Week of Monday, September 20, 2021

Evacuation from Kabul Airport in Afghanistan[1]

On August 15, 2021, the Taliban resumed power in Afghanistan, prompting an evacuation of thousands of individuals.[2] Afghan refugees are now seeking asylum in European countries, however, many European Union (EU) countries opposed receiving more refugees.[3] The aftermath of the refugee influx in 2015 likely accounts for the EU's current response. As the Taliban-controlled Afghan government remains in power, more individuals will likely seek to flee, especially as strict punishment resumes in the country. Implications of refugee acceptance in Europe likely include an increase in anti-immigration and Islamophobic sentiment and emboldened far-right populist groups. European governments’ efforts to keep refugees in Afghanistan’s bordering countries by providing aid to those governments is likely a strategy to prevent a response similar to the 2015 European Refugee Crisis.

The 2015 European Refugee Crisis, triggered by multiple concurrent conflicts occurring in mostly Africa and the Middle East, saw 890,000 people enter Germany in just one year, with similar numbers recorded across other European countries.[4] This has likely had a significant influence on the immigration policies of European states, as well as public opinion on the acceptance of refugees. Increases in refugees in Europe have led to some countries adopting reactionary and isolationist policies. For example, the United Kingdom (UK) has used a “Hostile Environment” style of immigration policy for the past decade; this aims to discourage potential asylum seekers by restricting their access to services such as housing and healthcare.[5] The implementation of the “Hostile Environment” policies has sometimes been racialized and led to institutionalized xenophobia by limiting service access on the basis of ethnic and religious appearance irrespective of immigration status.[6] Restricting access to services, such as housing and unemployment benefits, would likely drive affected groups into poverty at a rate disproportionate to unaffected groups. This would likely isolate the communities most affected and make them more insular as they likely have to seek public goods, such as childcare, food, and other amenities, from within their own affected communities and particularly those with similar linguistic backgrounds. Subsequently, this could signal to far-right and right-wing populist groups, who believe that migrant communities threaten cultural cohesion, that migrants are unwilling to assimilate into mainstream European culture. By creating this distinction between mainstream culture and migrants, “us-versus-them” sentiment could likely occur and be a factor encouraging violence against migrants. It is therefore likely that policies across Europe similar to “Hostile Environment” policies influenced and legitimized the unequal treatment of migrants by far-right populists and violent extremist groups.

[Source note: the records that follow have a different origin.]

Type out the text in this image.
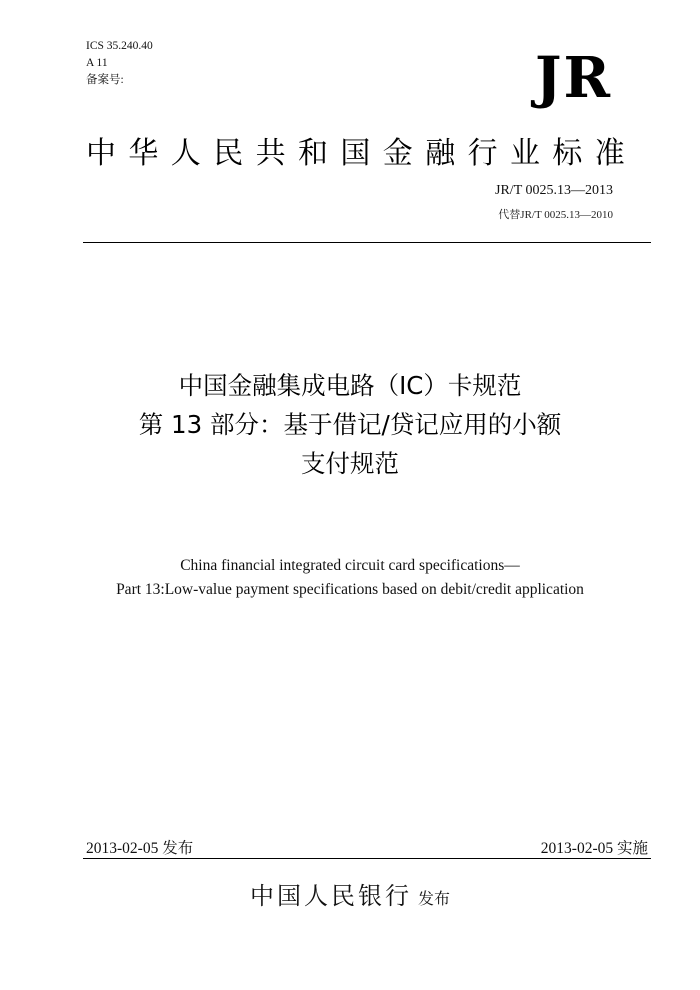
ICS 35.240.40
A 11
备案号:	JR
中华人民共和国金融行业标准
JR/T 0025.13—2013
代替JR/T 0025.13—2010
中国金融集成电路（IC）卡规范
第 13 部分：基于借记/贷记应用的小额
支付规范
China financial integrated circuit card specifications—
Part 13:Low-value payment specifications based on debit/credit application
2013-02-05 发布	2013-02-05 实施
中国人民银行 发布
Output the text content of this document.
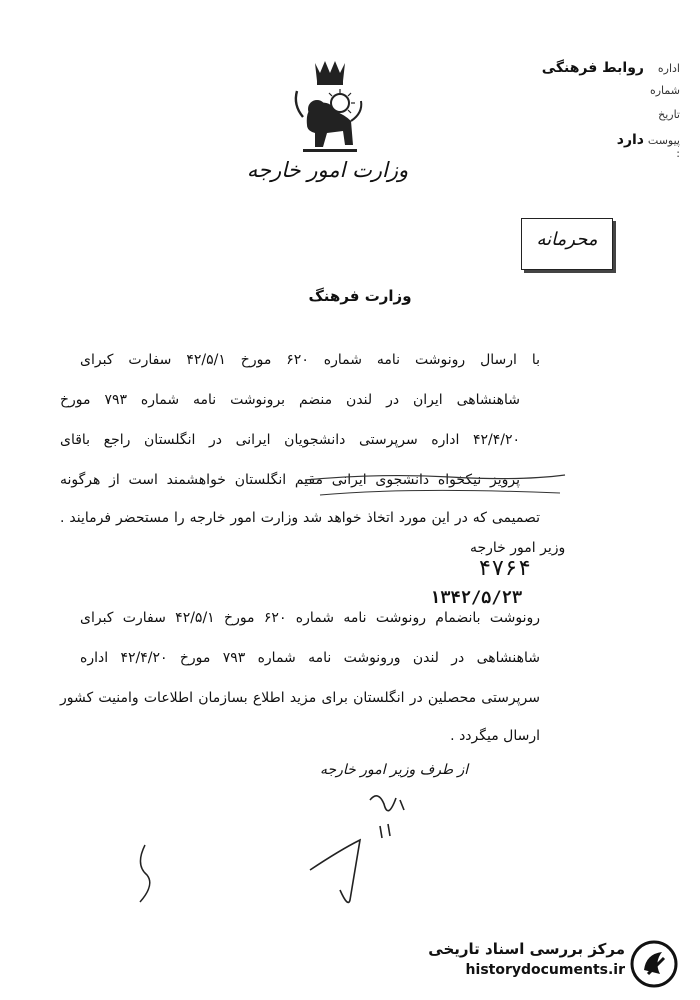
وزارت امور خارجه
اداره
روابط فرهنگی
شماره
تاریخ
پیوست :
دارد
محرمانه
وزارت فرهنگ
با ارسال رونوشت نامه شماره ۶۲۰ مورخ ۴۲/۵/۱ سفارت کبرای
شاهنشاهی ایران در لندن منضم برونوشت نامه شماره ۷۹۳ مورخ
۴۲/۴/۲۰ اداره سرپرستی دانشجویان ایرانی در انگلستان راجع باقای
پرویز نیکخواه دانشجوی ایرانی مقیم انگلستان خواهشمند است از هرگونه
تصمیمی که در این مورد اتخاذ خواهد شد وزارت امور خارجه را مستحضر فرمایند .
وزیر امور خارجه
۴۷۶۴
۱۳۴۲/۵/۲۳
رونوشت بانضمام رونوشت نامه شماره ۶۲۰ مورخ ۴۲/۵/۱ سفارت کبرای
شاهنشاهی در لندن ورونوشت نامه شماره ۷۹۳ مورخ ۴۲/۴/۲۰ اداره
سرپرستی محصلین در انگلستان برای مزید اطلاع بسازمان اطلاعات وامنیت کشور
ارسال میگردد .
از طرف وزیر امور خارجه
مرکز بررسی اسناد تاریخی
historydocuments.ir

Right-wing populism merges concerns over a powerful and corrupt elite with chauvinistic nationalism, xenophobia, and nativism; right-wing populists are therefore opposed to mass immigration, especially when this alters a country’s racial and ethnic composition.[7] A large proportion of those migrating to Europe are Muslims, which could likely explain the growth of Islamophobic sentiment in Europe.[8] Islamophobia had gained significant traction in the US and Europe post-9/11 but has almost certainly worsened since the 2015 European Refugee Crisis. This crisis has almost certainly increased support for right-wing populist groups in Europe exponentially, such as Alternative für Deutschland (“Alternative for Germany'') and the British National Party. Some concerns held by right-wing populists over immigration could be indicative of a general fear of the “Great Replacement”. “Great Replacement Theory” expresses apprehensions over the changing ethnic composition of historically white countries and stipulates that over the coming decades white people will become a minority within these countries.[9] The language used in discussions of “Great Replacement Theory”, such as that of homelands being under “attack” or “siege,” has violent connotations and could be fueling violent extremist actions. Therefore, while not innately violent, right-wing populist groups will very likely continue to create a permissive environment for extremist sentiment to manifest; this could likely create more violent subsidiaries for typically legitimate political and social groups. Anti-migrant sentiment will likely increase due to immigration from Afghanistan, and as a result, acts of violent extremism targeting Muslim populations are highly probable.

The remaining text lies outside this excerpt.